My vision of heaven at the time did not include any young people. Not having the concept of infinite space, where as many people as necessary could be accommodated I was curious to know if there was a chance of heaven running out of space. Maybe before I got there. As far as I was concerned everything had its limits. Like our doctor’s waiting room, there would be a point at which there was standing room only, or even the necessity of having to make another appointment.

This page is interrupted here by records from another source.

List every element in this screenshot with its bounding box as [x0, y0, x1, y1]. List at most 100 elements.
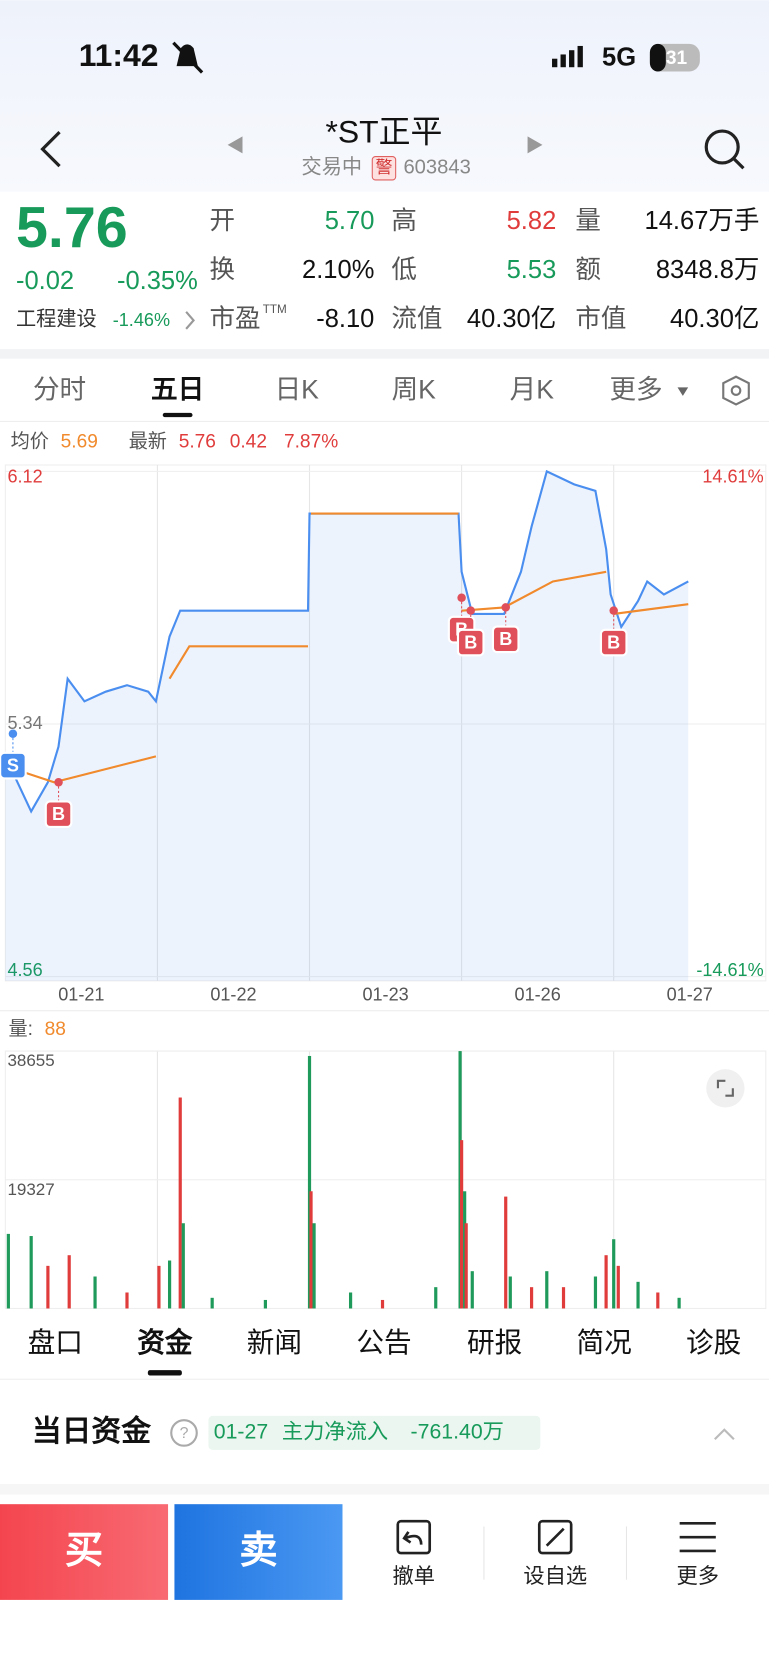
content-tab[interactable]: 公告 — [356, 1327, 411, 1358]
trade-label: B — [607, 632, 620, 652]
fund-bg — [208, 1415, 541, 1450]
tab-underline — [147, 1370, 182, 1376]
stock-state: 交易中 — [302, 156, 363, 179]
volume-bar — [612, 1239, 616, 1309]
trade-label: B — [499, 629, 512, 649]
stock-title: *ST正平 — [325, 114, 442, 150]
volume-bar — [656, 1292, 660, 1309]
sector-change: -1.46% — [113, 310, 170, 330]
trade-box — [491, 625, 520, 654]
sell-button[interactable] — [174, 1504, 343, 1600]
volume-bar — [677, 1297, 681, 1309]
divider — [0, 349, 769, 359]
fund-label: 主力净流入 — [282, 1420, 388, 1444]
sector: 工程建设 — [16, 308, 97, 331]
y2-tick-label: -14.61% — [696, 960, 763, 980]
divider — [0, 1378, 769, 1380]
volume-bar — [464, 1223, 468, 1309]
volume-bar — [545, 1271, 549, 1309]
y-tick-label: 4.56 — [7, 960, 42, 980]
expand-button[interactable] — [706, 1069, 745, 1108]
avg-label: 均价 — [11, 431, 49, 453]
volume-bar — [434, 1287, 438, 1309]
period-tab[interactable]: 更多 — [609, 375, 662, 405]
field-sup: TTM — [263, 303, 287, 316]
next-stock[interactable] — [527, 136, 543, 154]
volume-bar — [636, 1281, 640, 1309]
period-tab[interactable]: 日K — [275, 375, 320, 405]
y-tick-label: 5.34 — [7, 713, 42, 733]
content-tab[interactable]: 简况 — [576, 1327, 631, 1358]
action-button[interactable]: 设自选 — [523, 1564, 587, 1588]
battery-text: 31 — [666, 48, 688, 69]
period-tab[interactable]: 月K — [510, 375, 555, 405]
sell-label: 卖 — [239, 1529, 277, 1572]
trade-box — [44, 800, 73, 829]
field-value: 40.30亿 — [467, 305, 556, 333]
volume-bar — [67, 1255, 71, 1309]
help-icon[interactable] — [170, 1419, 198, 1447]
price-area — [5, 471, 689, 981]
field-value: 5.70 — [325, 207, 375, 235]
period-tab[interactable]: 五日 — [151, 375, 204, 405]
x-tick-label: 01-27 — [667, 985, 713, 1005]
content-tab[interactable]: 研报 — [467, 1327, 522, 1358]
volume-bar — [210, 1297, 214, 1309]
collapse-button[interactable] — [714, 1428, 735, 1441]
avg-line — [4, 512, 689, 784]
trade-label: B — [52, 804, 65, 824]
content-tab[interactable]: 诊股 — [686, 1327, 741, 1358]
sector-arrow[interactable] — [185, 311, 195, 330]
volume-bar — [380, 1299, 385, 1309]
plot-frame — [4, 464, 767, 982]
settings-dot — [730, 385, 742, 396]
x-tick-label: 01-26 — [515, 985, 561, 1005]
content-tab[interactable]: 资金 — [137, 1327, 193, 1358]
volume-bar — [504, 1196, 508, 1309]
action-button[interactable]: 更多 — [676, 1564, 719, 1588]
network: 5G — [602, 43, 636, 71]
back-button[interactable] — [40, 130, 61, 168]
change-pct: -0.35% — [117, 267, 198, 295]
action-button[interactable]: 撤单 — [392, 1564, 435, 1588]
volume-bar — [46, 1265, 50, 1309]
field-label: 换 — [210, 256, 236, 284]
cancel-icon — [396, 1519, 432, 1555]
trade-box — [599, 628, 628, 657]
search-button[interactable] — [704, 129, 745, 170]
latest-value: 5.76 — [179, 432, 216, 453]
help-mark: ? — [180, 1425, 189, 1442]
mute-icon — [172, 41, 204, 74]
y-tick-label: 6.12 — [7, 467, 42, 487]
field-value: 5.53 — [507, 256, 557, 284]
volume-bar — [263, 1299, 268, 1309]
latest-change: 0.42 — [230, 432, 267, 453]
trade-dot — [466, 606, 475, 615]
content-tab[interactable]: 新闻 — [247, 1327, 302, 1358]
period-tab[interactable]: 周K — [392, 375, 437, 405]
field-label: 流值 — [391, 305, 442, 333]
content-tab[interactable]: 盘口 — [28, 1327, 83, 1358]
volume-bar — [561, 1287, 566, 1309]
volume-current: 88 — [45, 1019, 66, 1040]
field-value: 14.67万手 — [645, 207, 760, 235]
field-label: 高 — [391, 207, 417, 235]
trade-label: S — [7, 755, 19, 775]
settings-button[interactable] — [722, 375, 750, 406]
y-tick-label: 38655 — [7, 1051, 54, 1070]
period-tab[interactable]: 分时 — [33, 375, 86, 405]
trade-dot — [609, 606, 618, 615]
volume-bar — [508, 1276, 512, 1309]
field-label: 市值 — [575, 305, 626, 333]
field-value: 8348.8万 — [656, 256, 760, 284]
volume-bar — [167, 1260, 172, 1309]
divider — [0, 1483, 769, 1495]
volume-bar — [348, 1292, 353, 1309]
fund-date: 01-27 — [214, 1420, 268, 1444]
fund-value: -761.40万 — [411, 1420, 504, 1444]
prev-stock[interactable] — [227, 136, 243, 154]
volume-bar — [29, 1236, 33, 1309]
buy-button[interactable] — [0, 1504, 169, 1600]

I was about to ask, ‘What if they haven’t been good?’ when we were all saved by Mummy suggested she make us some breakfast.
‘We have to be brave and carry on,’ my father announced whilst nodding and remaining seated. He was looking at me so I felt the urge to nod as well, and did. And I too remained seated.

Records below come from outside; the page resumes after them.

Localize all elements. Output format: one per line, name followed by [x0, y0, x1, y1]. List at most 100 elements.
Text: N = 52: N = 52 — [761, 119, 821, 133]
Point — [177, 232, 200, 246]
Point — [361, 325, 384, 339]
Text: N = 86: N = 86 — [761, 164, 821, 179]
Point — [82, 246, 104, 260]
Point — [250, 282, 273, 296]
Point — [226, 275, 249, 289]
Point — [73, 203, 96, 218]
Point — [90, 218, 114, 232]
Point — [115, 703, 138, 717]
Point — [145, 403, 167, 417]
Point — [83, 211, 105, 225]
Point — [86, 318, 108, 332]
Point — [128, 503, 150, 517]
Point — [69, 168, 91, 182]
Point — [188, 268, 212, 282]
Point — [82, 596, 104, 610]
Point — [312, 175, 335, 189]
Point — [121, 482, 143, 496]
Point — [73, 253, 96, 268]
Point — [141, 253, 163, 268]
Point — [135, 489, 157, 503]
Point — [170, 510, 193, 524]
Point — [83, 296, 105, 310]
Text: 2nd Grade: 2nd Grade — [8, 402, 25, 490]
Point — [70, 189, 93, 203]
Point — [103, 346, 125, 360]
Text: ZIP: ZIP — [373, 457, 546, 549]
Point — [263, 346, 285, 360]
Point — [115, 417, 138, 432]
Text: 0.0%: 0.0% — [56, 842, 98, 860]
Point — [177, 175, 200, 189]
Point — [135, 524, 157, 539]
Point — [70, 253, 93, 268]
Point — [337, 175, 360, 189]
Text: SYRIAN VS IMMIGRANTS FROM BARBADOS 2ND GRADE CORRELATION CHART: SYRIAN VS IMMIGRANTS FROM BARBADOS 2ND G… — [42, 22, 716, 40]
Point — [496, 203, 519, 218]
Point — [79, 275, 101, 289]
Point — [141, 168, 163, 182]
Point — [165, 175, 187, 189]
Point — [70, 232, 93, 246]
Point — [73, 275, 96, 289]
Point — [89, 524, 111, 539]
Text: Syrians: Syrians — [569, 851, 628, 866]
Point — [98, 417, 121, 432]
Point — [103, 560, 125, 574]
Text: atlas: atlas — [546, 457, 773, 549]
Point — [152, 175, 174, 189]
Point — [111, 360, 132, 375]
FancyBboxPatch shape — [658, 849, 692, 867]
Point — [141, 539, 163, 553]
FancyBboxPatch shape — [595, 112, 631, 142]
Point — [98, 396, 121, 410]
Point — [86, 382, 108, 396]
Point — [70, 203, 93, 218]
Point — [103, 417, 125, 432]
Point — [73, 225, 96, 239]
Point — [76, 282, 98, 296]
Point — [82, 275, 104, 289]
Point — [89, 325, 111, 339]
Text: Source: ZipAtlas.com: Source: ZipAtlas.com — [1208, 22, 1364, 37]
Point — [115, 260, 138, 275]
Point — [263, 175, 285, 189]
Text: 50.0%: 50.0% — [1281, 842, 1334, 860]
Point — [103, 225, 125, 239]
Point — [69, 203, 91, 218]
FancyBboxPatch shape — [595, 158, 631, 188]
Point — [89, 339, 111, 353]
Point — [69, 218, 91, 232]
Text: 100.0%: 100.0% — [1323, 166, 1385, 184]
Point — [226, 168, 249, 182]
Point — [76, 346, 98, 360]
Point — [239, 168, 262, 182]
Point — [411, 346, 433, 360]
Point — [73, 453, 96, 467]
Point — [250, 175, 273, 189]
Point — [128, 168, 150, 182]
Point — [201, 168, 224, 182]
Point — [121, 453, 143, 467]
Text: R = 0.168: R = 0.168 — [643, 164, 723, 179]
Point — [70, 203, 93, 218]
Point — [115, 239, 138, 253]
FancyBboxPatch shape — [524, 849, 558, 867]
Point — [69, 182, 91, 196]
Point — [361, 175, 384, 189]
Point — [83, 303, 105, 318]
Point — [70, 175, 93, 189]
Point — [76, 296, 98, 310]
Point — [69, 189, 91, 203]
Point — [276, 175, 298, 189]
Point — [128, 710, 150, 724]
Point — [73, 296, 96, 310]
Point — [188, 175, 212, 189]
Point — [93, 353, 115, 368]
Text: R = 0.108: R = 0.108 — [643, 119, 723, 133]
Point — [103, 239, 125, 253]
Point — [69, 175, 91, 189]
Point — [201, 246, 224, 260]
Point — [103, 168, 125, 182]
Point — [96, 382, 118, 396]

‘Making breakfast will help to take mummy’s mind off things,’ he explained as Mummy wiped her eyes and went into the kitchen. As she made breakfast every morning I wondered if she was generally in a state of upset and had to permanently have her mind taken ‘off things’.
After a day or so things did return to normal. Then there was a day when mummy and daddy were picked up in a big black car and I had to be looked after until they returned by a neighbour who smelt of onions. Soon after that I was given a present. Mummy said it was from Nanny which I found confusing being certain that she had ‘passed away’, but I had learn’t never to question the circumstances surrounding the arrival of presents and just to accept them with a gracious smile. So I smiled graciously whilst being told it had always been meant for me to have, but somehow it had been forgotten. This made no sense to me at all, so I just kept the smile on.
The unwrapped present lay on my bed for some time while I tried to understand it? Eventually I reasoned that the total unsuitability of the toy was due to Nanny having ‘passed away’ in such haste she had just grabbed the first thing that came to hand. Standing on a chair I put it on top of the wardrobe, where it would stay and I could forget about it.
My folks moved house some time after I had left home. During the move my mother found the toy covered in dust on the wardrobe. In the aftermath of my grandmother’s death she had forgotten all about it. In fact so had I. She told me it was something I should have been given when I was very little, but it had been in grandfather’s shed when he died. It was a child’s toy but at the time it didn’t seem to matter that I was much too old for it; it did. At the age of ten you adopt an air of maturity that you have absolutely no right to.
Now I have my own child, I see that toy every day. My daughter puts her dolls astride it, and pushes them around and never seems to tire finding new uses for it, and new ways of enjoying it. There’s something timeless and classic about its simplicity. There are somethings you know will always be with you and yours, they’re a keeper.
One winter’s evening I asked my mother where her mother had bought it?
‘It wasn’t bought,’ she said, ‘it was one of your grandfather’s projects,’ and began to explain.
My grandfather, who was a handyman, was repairing a customer’s fence when he noticed something in the adjoining garden. He would repair and repaint anything that he thought he could bring back to life, anything that might come in useful or bring pleasure. A neighbour had started a bonfire but almost immediately a shower had doused the flames and given my grandfather the opportunity to remove from it something he thought he might give to a grandchild one day. No sooner had he returned to his work than the bonfire burst into flames.
In his shed he scraped away the wood that was charred, put on a new tail and a mane, painted it like new and even replaced a wheel that was missing. There, in his shed, it waited for a grandchild to claim it, but not before he died. Grandmother had forgotten all about it, only when she died did my mother remember for whom the wooden horse had been rescued from the flames.